Os diários podem ser relatos de acontecimentos, mas isso fazia mais sentido nos séculos passados, quando pouca gente lia. Há diários escritos por pessoas comuns, que deixam claro o que pensavam os contemporâneos de cada época, existem também os mais íntimos, que só cada um pode escrever, mas que caem facilmente no pretensioso: ninguém é tão sincero que não minta um bocadinho sobre os seus sentimentos, ninguém é tão sincero a ponto de presumir que os seus textos jamais terão leitores e, por isso, não existe ali a autenticidade absoluta do pensamento e devemos perdoar certas cedências à posteridade, aos costumes e aos amigos.
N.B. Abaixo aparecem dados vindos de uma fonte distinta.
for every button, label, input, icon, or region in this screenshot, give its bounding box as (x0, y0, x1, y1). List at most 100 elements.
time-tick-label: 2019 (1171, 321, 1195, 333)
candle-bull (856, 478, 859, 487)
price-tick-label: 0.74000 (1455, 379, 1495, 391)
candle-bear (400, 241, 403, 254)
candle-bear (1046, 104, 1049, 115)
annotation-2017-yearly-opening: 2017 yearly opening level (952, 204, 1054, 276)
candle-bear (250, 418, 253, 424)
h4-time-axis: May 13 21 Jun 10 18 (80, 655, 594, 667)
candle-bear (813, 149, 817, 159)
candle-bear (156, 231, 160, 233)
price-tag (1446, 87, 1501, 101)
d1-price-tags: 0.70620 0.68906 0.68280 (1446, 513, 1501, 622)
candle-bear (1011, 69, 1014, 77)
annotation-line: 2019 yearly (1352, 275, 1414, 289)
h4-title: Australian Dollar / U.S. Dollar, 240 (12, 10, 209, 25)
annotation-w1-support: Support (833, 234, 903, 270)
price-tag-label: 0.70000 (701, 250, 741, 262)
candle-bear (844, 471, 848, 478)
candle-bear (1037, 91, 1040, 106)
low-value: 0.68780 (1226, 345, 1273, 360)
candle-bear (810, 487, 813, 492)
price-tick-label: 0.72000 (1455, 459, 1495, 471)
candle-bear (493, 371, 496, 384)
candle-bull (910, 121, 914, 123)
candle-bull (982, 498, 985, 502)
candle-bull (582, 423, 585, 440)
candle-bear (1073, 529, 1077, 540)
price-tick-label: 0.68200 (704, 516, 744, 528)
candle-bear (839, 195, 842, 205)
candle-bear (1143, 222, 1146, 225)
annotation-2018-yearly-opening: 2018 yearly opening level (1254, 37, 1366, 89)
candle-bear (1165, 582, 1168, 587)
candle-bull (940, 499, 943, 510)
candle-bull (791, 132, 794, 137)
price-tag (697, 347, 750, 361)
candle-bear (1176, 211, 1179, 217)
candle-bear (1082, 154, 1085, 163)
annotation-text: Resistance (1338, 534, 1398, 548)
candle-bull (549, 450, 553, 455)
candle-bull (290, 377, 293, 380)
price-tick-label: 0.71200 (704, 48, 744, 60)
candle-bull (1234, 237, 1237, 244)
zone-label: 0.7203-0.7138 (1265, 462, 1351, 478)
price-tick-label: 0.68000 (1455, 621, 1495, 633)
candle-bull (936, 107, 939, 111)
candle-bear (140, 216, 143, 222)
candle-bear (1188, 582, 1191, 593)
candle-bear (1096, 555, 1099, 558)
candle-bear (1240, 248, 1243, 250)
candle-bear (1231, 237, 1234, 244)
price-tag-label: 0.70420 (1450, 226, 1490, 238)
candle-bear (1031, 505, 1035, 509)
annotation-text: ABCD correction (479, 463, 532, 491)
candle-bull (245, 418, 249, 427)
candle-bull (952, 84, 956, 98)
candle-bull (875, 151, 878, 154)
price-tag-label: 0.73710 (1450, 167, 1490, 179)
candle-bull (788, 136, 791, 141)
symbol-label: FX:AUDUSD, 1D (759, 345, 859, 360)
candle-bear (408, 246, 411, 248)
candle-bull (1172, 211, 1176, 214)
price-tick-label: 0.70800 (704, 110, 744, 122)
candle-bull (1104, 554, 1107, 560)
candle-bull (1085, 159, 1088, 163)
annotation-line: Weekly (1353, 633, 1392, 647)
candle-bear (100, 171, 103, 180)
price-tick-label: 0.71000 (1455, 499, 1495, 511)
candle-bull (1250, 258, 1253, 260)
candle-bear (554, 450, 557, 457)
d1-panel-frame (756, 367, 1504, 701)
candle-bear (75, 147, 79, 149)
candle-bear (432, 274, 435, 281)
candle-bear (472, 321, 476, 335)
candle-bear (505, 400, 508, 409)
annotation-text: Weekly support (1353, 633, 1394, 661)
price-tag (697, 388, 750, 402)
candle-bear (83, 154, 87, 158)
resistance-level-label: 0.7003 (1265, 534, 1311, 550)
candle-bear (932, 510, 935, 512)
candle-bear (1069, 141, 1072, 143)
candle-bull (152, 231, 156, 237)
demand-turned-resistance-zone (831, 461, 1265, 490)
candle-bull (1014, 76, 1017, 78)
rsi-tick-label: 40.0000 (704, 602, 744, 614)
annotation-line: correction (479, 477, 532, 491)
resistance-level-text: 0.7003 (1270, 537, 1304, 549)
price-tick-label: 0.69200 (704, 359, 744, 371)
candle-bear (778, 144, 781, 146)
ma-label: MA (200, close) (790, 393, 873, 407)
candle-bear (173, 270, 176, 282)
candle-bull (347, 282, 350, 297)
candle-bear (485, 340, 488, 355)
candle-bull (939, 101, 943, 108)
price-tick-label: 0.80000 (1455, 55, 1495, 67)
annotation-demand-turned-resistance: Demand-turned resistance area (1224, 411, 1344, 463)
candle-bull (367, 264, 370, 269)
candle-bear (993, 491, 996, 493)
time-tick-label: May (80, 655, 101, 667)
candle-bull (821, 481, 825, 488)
Se muitas pessoas escreviam diários, o facto é que era quase impossível publicá-los. Isso mudou. As redes sociais proporcionaram uma libertação da escrita sem precedentes, que continua a reforçar-se em redes como esta. Os relatos pessoais misturam-se cada vez mais com projetos artísticos, numa curiosa amálgama de formas, da crónica à ficção, tudo ao alcance de cada utilizador. A inteligência artificial deve aumentar as possibilidades deste movimento popular, que possui certos elementos de anarquia e outros de democracia. As opiniões já não são exclusivo das castas superiores, os mitos sobre a desinformação ou sobre os horrores das más ideias à solta são apenas resistência de privilegiados.
Em fio de ideias, refletia sobre o carácter premonitório destes diários e da arte em geral. Os melhores livros antecipam de maneira inconsciente as grandes verdades do futuro. O mecanismo não tem explicação. Kafka imaginou um romance que foi vivido por muita gente anos depois de ter sido escrito, durante o Holocausto e o terror estalinista, vivido por pessoas que não sabiam o crime de que eram acusadas, incapazes de compreender que não era obrigatório terem praticado um crime para serem culpadas. Algumas vítimas, sem dúvida, terão recordado nos seus últimos instantes aquele estranho romance com título O Processo, que afinal não era fantasia, mas um texto realista, até o relato exato das suas próprias desgraças. Hoje, muitos sofrem nas mesmas condições, sem saberem do que são culpados.
Na mesma lógica, tendo em conta que o essencial da nossa arte é bizarramente pessimista, arte sombria, obcecada pela decadência da civilização, é seguro dizer que uma das nossas hipóteses é um futuro de colapso. A dissolução das democracias é já uma possibilidade e tudo na economia parece insustentável. Na ordem intoxicada em que vivemos, o desastre está ao virar da esquina. A arte contemporânea pressente a decadência e a dissolução da sociedade, a nossa época é egocêntrica, mas os artistas insistem na ideia da desvalorização do indivíduo e do seu esmagamento pelas circunstâncias. Vivemos no tempo da potencial derrota do humano. O nosso futuro, provavelmente, terá por um lado a democratização das artes e, por outro, uma política tendencialmente totalitária, a procurar o controlo absoluto do pensamento. Se tiver de apostar num vencedor, escolho o primeiro, mas o tempo vai acumulando nuvens de tempestade no horizonte.